Last week I spent two days in Oxford at the brilliant Women in the Humanities conference Women’s Suffrage and Beyond. Here are some reflections from the conference on the suffrage centenary and doing women’s history in 2018.
This year’s suffrage centenary – marking 100 years since some women gained the UK parliamentary vote – has seen huge public interest in the history of the fight for the franchise. Exhibitions, art, music and theatre performances across the country have told stories of the suffrage campaign. The suffragist leader Millicent Garrett Fawcett became the first woman to have a statue in Parliament Square. Elsewhere, suffragettes Alice Hawkins and Emily Wilding Davison were given statues of their own, and later this year a statue of Emmeline Pankhurst will be unveiled in Manchester, her home city.
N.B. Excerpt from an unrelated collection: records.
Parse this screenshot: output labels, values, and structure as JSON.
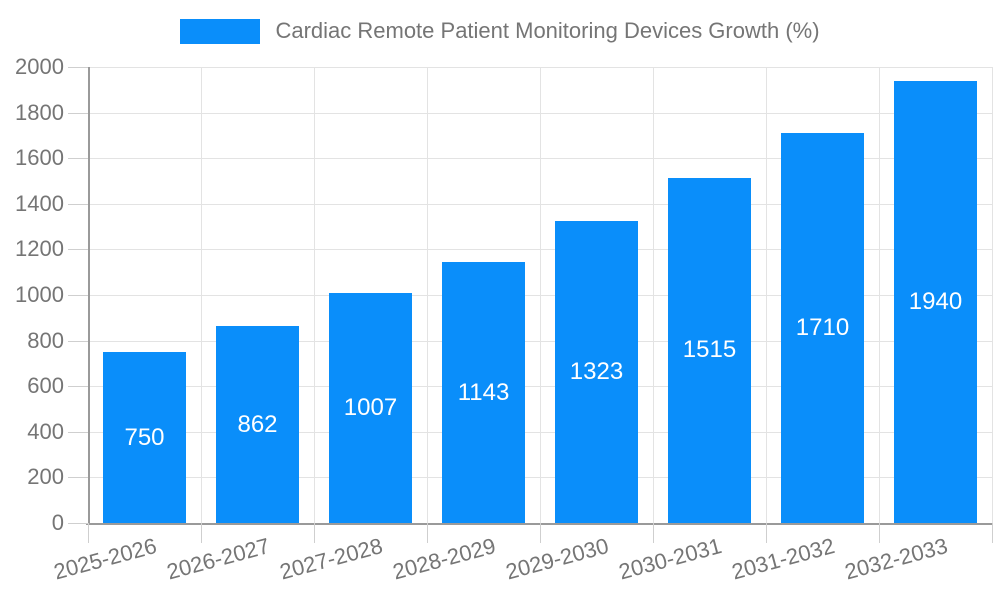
{
  "legend": {
    "label": "Cardiac Remote Patient Monitoring Devices Growth (%)"
  },
  "chart_data": {
    "type": "bar",
    "title": "Cardiac Remote Patient Monitoring Devices Growth (%)",
    "categories": [
      "2025-2026",
      "2026-2027",
      "2027-2028",
      "2028-2029",
      "2029-2030",
      "2030-2031",
      "2031-2032",
      "2032-2033"
    ],
    "values": [
      750,
      862,
      1007,
      1143,
      1323,
      1515,
      1710,
      1940
    ],
    "xlabel": "",
    "ylabel": "",
    "ylim": [
      0,
      2000
    ],
    "y_ticks": [
      0,
      200,
      400,
      600,
      800,
      1000,
      1200,
      1400,
      1600,
      1800,
      2000
    ],
    "grid": true,
    "legend_position": "top",
    "colors": {
      "bar": "#0a8efa",
      "value_label": "#ffffff",
      "axis_text": "#757575",
      "grid_line": "#e3e3e3",
      "axis_line": "#9a9a9a",
      "tick_mark": "#cfcfcf",
      "background": "#ffffff"
    }
  }
}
For suffrage historians, it’s been a bumper year for conferences. There have been loads of opportunities to share research on all aspects of women’s politics in the period. More importantly, the centenary has renewed our conviction that the work we do as historians should have an impact outside of academia.
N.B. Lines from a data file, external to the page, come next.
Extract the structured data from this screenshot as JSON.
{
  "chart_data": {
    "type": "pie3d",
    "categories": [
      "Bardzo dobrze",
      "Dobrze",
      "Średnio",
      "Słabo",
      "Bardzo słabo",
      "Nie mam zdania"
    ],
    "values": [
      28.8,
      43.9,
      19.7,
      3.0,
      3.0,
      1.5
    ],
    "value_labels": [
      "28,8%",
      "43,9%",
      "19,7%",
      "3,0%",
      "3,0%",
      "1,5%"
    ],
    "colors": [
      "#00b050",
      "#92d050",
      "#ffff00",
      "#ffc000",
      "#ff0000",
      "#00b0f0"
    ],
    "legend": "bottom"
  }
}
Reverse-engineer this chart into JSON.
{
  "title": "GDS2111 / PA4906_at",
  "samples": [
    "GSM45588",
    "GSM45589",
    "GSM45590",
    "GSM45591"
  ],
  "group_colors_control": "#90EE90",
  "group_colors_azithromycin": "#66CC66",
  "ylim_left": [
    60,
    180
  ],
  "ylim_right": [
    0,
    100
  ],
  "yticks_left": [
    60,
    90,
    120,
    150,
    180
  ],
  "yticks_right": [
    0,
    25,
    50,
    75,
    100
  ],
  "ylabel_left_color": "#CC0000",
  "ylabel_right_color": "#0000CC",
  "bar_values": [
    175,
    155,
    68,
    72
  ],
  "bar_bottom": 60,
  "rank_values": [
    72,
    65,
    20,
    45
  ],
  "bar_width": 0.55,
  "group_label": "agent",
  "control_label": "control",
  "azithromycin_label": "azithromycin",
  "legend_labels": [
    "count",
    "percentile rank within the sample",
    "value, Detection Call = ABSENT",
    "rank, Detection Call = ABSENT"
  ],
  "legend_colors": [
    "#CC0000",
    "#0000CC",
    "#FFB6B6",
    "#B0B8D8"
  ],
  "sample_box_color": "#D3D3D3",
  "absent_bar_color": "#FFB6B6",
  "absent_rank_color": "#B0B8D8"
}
A key theme running through the conference was how the centenary has told a particular story about the suffrage campaign. The year’s celebrations have focused more on the feisty, militant suffragettes than their law-abiding suffragist sisters. 2018’s colours have been those of the militant Women’s Social and Political Union: green, white and purple – not the green, white and red of the constitutional suffragists. Often when I explain my PhD research to people outside of the discipline I find myself doing a similar thing. It’s easier to agree with their impression that, yes, I am researching ‘the suffragettes’, than explain the nuances of schoolgirl political socialisation.
But focusing on the Edwardian campaign risks erasing the decades of hard-fought suffrage campaigning that came earlier. As numerous papers highlighted, it’s not even as simple as the suffragettes versus suffragists. Organisational allegiance within the suffrage campaign was messy. Individuals could be members of a range of different groups, especially at a local level.
We kept coming back to this question: is it more important to have a compelling public narrative about the suffrage campaign that generates people’s interest and inspires them to present-day activism, or to insist on historical accuracy? Is it better to engage the public with a selective but powerful her-story, or point out the complexities and nuances in the suffrage campaign? These are questions that all public historians grapple with – and I don’t think there are easy answers.
The public narrative about suffrage becomes more problematic when we think about how it is gendered. Suffragettes used forms of militant political protest historically associated with men to subvert the gender order. But suffrage militancy wasn’t just about damaging property, public spectacle or even suffragette martyrdom. As Tania Shew pointed out in her paper, suffragettes could use marriage as a militant tactic, disrupting expected patterns of behaviour and calling for ‘birth strikes’. Of course, what it meant to be militant changed over time. In the 1860s, a woman speaking in public would have been seen in those terms.
By privileging one form of militancy – the violence of the Edwardian suffragettes – the public history of the suffrage campaign celebrates women’s activism in its most masculine form. It is this direct challenge to male power structures and expectations about how women should behave in public that has made the suffragettes such powerful figures in the public mind. However, it overlooks the richness and diversity of the history of women’s activism. Subverting the gender order could look very different to different people over time.
One of the things I like most about women’s history conferences is the connections they make with activism today. Women’s history has always had a strong connection with feminist activism; the sub-discipline developed in tandem with second-wave feminism. When you’re presenting a paper and hearing other people’s historical research alongside panels on current feminist campaigns and support groups, it’s impossible not to see the events of a hundred years ago, and our work as historians, with new significance.
With everything that’s going on in the news, now more than ever women’s historians need to be part of the public conversation and the ongoing fight for gender equality. 2018 marked a hundred years of partial suffrage – there’s another decade to go until the centenary of equal suffrage. The feeling at the conference, then, was that 2018 is just the start. Let’s use the next ten years to keep the public conversations about women’s history going – in all its complexity and diversity – and highlight how far we still have to go.